A Few Pics of Sophie And Emma Cooling off in the lake.

















Sophie doing a disappearing act under the water.


----------



## mollymo (Oct 31, 2009)

Posted these pics earlier and no replies.....now Im sad:crying:


----------



## cravensmum (Jun 28, 2010)

mollymo said:


> Posted these pics earlier and no replies.....now Im sad:crying:


It happens sometimes. So I try to 'like' or comment on peoples photo's.

But I missed these.

Those are lovely,especially the first one.


----------



## mollymo (Oct 31, 2009)

cravensmum said:


> It happens sometimes. So I try to 'like' or comment on peoples photo's.
> 
> But I missed these.
> 
> Those are lovely,especially the first one.
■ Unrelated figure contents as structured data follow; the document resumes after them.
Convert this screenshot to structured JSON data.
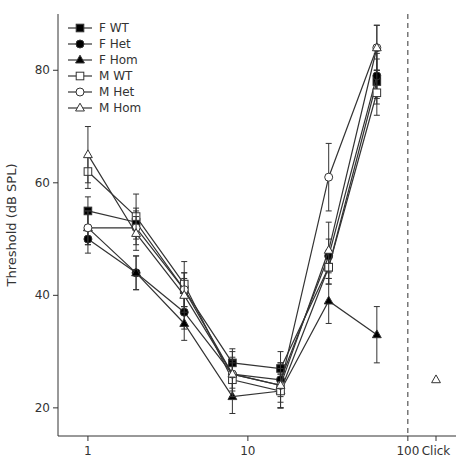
{
  "chart_data": {
    "type": "line",
    "y_label": "Threshold (dB SPL)",
    "log": "x",
    "grid": false,
    "legend": "upper left",
    "xlim": [
      0.65,
      200
    ],
    "xticks": [
      1,
      10,
      100,
      {
        "value": 150,
        "label": "Click"
      }
    ],
    "ylim": [
      15,
      90
    ],
    "yticks": [
      20,
      40,
      60,
      80
    ],
    "x": [
      1,
      2,
      4,
      8,
      16,
      32,
      64
    ],
    "series": [
      {
        "name": "F WT",
        "marker": "square",
        "color": "black",
        "values": [
          55,
          53,
          41,
          28,
          27,
          45,
          78
        ],
        "errors": [
          2.5,
          2.5,
          3,
          2.5,
          3,
          3,
          4
        ]
      },
      {
        "name": "F Het",
        "marker": "circle",
        "color": "black",
        "values": [
          50,
          44,
          37,
          26,
          25,
          47,
          79
        ],
        "errors": [
          2.5,
          3,
          3,
          2.5,
          3,
          3,
          4
        ]
      },
      {
        "name": "F Hom",
        "marker": "triangle",
        "color": "black",
        "values": [
          52,
          44,
          35,
          22,
          23,
          39,
          33
        ],
        "errors": [
          3,
          3,
          3,
          3,
          3,
          4,
          5
        ]
      },
      {
        "name": "M WT",
        "marker": "square",
        "color": "white",
        "values": [
          62,
          54,
          42,
          25,
          23,
          45,
          76
        ],
        "errors": [
          3,
          4,
          4,
          3,
          3,
          3,
          4
        ]
      },
      {
        "name": "M Het",
        "marker": "circle",
        "color": "white",
        "values": [
          52,
          52,
          41,
          26,
          24,
          61,
          84
        ],
        "errors": [
          3,
          3,
          3,
          4,
          4,
          6,
          4
        ]
      },
      {
        "name": "M Hom",
        "marker": "triangle",
        "color": "white",
        "values": [
          65,
          51,
          40,
          26,
          24,
          48,
          84
        ],
        "errors": [
          5,
          3,
          3,
          3,
          3,
          5,
          4
        ]
      }
    ],
    "extra_points": [
      {
        "x": 150,
        "y": 25,
        "marker": "triangle",
        "color": "white"
      }
    ],
    "vlines": [
      100
    ]
  }
}
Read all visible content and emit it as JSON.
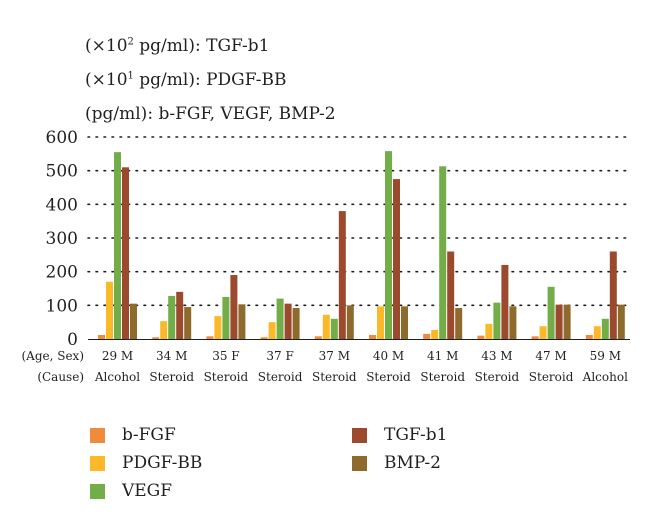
{
  "units": {
    "tgf": {
      "prefix": "(×10",
      "exp": "2",
      "suffix": " pg/ml): TGF-b1"
    },
    "pdgf": {
      "prefix": "(×10",
      "exp": "1",
      "suffix": " pg/ml): PDGF-BB"
    },
    "others": "(pg/ml): b-FGF, VEGF, BMP-2"
  },
  "chart_data": {
    "type": "bar",
    "row_labels": [
      "(Age, Sex)",
      "(Cause)"
    ],
    "categories": [
      {
        "age_sex": "29 M",
        "cause": "Alcohol"
      },
      {
        "age_sex": "34 M",
        "cause": "Steroid"
      },
      {
        "age_sex": "35 F",
        "cause": "Steroid"
      },
      {
        "age_sex": "37 F",
        "cause": "Steroid"
      },
      {
        "age_sex": "37 M",
        "cause": "Steroid"
      },
      {
        "age_sex": "40 M",
        "cause": "Steroid"
      },
      {
        "age_sex": "41 M",
        "cause": "Steroid"
      },
      {
        "age_sex": "43 M",
        "cause": "Steroid"
      },
      {
        "age_sex": "47 M",
        "cause": "Steroid"
      },
      {
        "age_sex": "59 M",
        "cause": "Alcohol"
      }
    ],
    "series": [
      {
        "name": "b-FGF",
        "color": "#f08a3c",
        "values": [
          12,
          5,
          8,
          5,
          8,
          12,
          15,
          10,
          8,
          12
        ]
      },
      {
        "name": "PDGF-BB",
        "color": "#fbb92a",
        "values": [
          170,
          53,
          68,
          50,
          72,
          97,
          27,
          45,
          38,
          38
        ]
      },
      {
        "name": "VEGF",
        "color": "#72ad47",
        "values": [
          555,
          128,
          125,
          120,
          60,
          558,
          513,
          108,
          155,
          60
        ]
      },
      {
        "name": "TGF-b1",
        "color": "#9c4a2e",
        "values": [
          510,
          140,
          190,
          105,
          380,
          475,
          260,
          220,
          102,
          260
        ]
      },
      {
        "name": "BMP-2",
        "color": "#8e6b2d",
        "values": [
          105,
          95,
          103,
          92,
          100,
          97,
          92,
          97,
          102,
          102
        ]
      }
    ],
    "yticks": [
      0,
      100,
      200,
      300,
      400,
      500,
      600
    ],
    "ylim": [
      0,
      600
    ],
    "grid": true,
    "legend_placement": "bottom"
  }
}
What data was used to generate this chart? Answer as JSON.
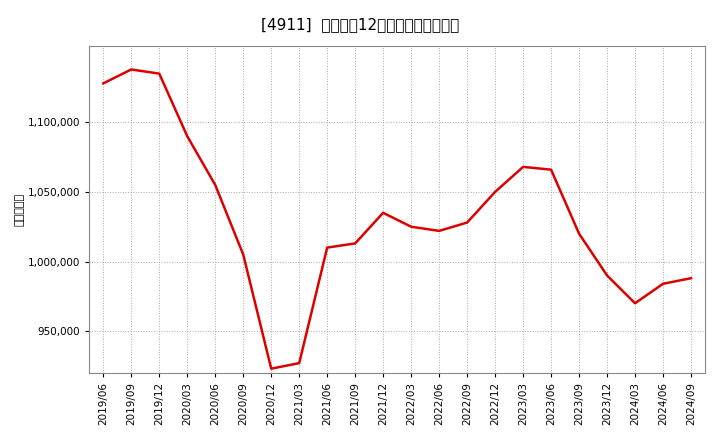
{
  "title": "[4911]  売上高の12か月移動合計の推移",
  "ylabel": "（百万円）",
  "line_color": "#dd0000",
  "line_width": 1.8,
  "background_color": "#ffffff",
  "plot_bg_color": "#ffffff",
  "grid_color": "#aaaaaa",
  "ylim": [
    920000,
    1155000
  ],
  "yticks": [
    950000,
    1000000,
    1050000,
    1100000
  ],
  "dates": [
    "2019/06",
    "2019/09",
    "2019/12",
    "2020/03",
    "2020/06",
    "2020/09",
    "2020/12",
    "2021/03",
    "2021/06",
    "2021/09",
    "2021/12",
    "2022/03",
    "2022/06",
    "2022/09",
    "2022/12",
    "2023/03",
    "2023/06",
    "2023/09",
    "2023/12",
    "2024/03",
    "2024/06",
    "2024/09"
  ],
  "values": [
    1128000,
    1138000,
    1135000,
    1090000,
    1055000,
    1005000,
    923000,
    927000,
    1010000,
    1013000,
    1035000,
    1025000,
    1022000,
    1028000,
    1050000,
    1068000,
    1066000,
    1020000,
    990000,
    970000,
    984000,
    988000
  ],
  "xtick_labels": [
    "2019/06",
    "2019/09",
    "2019/12",
    "2020/03",
    "2020/06",
    "2020/09",
    "2020/12",
    "2021/03",
    "2021/06",
    "2021/09",
    "2021/12",
    "2022/03",
    "2022/06",
    "2022/09",
    "2022/12",
    "2023/03",
    "2023/06",
    "2023/09",
    "2023/12",
    "2024/03",
    "2024/06",
    "2024/09"
  ],
  "title_fontsize": 11,
  "label_fontsize": 8,
  "tick_fontsize": 7.5
}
Thanks, I know it happens sometimes, just bumped it up so I can sleep tonight:smilewinkgrin:


----------



## fuzzymum (Nov 29, 2010)

love the snorkelling one  looks like a lovely day xx


----------



## Cleo38 (Jan 22, 2010)

They are gorgeous!  I love watching my two have a swim when we're out


----------



## mollymo (Oct 31, 2009)

Cleo38 said:


> They are gorgeous!  I love watching my two have a swim when we're out


The younger one of the two really thinks she is a fish and spends most of the time under water


----------



## Guest (Jul 24, 2011)

Lovely pics, I love goldies


----------



## mollymo (Oct 31, 2009)

McKenzie said:


> Lovely pics, I love goldies


Thankyou


----------



## portiaa (Dec 10, 2010)

:001_wub: :001_wub: :001_wub: they are gorgeous! :001_wub: looks like you had a lovely day!


----------



## Nathe (Jul 11, 2011)

Great Pics


----------



## MoonStr80 (Mar 21, 2009)

I know how you feel when no one is posting your post  not to worry, I like your Golden they must of had amazing time in water 

Thank you for posting pictures


----------



## samjaymc (Jul 26, 2011)

Your girls look as if they were really loving the water! Who wouldn't?


----------



## saluja3 (Jul 25, 2011)

I've never seen a dog completely under water before! Beautiful doggies.


----------



## mollymo (Oct 31, 2009)

saluja3 said:


> I've never seen a dog completely under water before! Beautiful doggies.


Thankyou,Yes I know very strange girlie,she swims like that alot and stays under the water for a good while and our other girlie just cant make her outhmy:


----------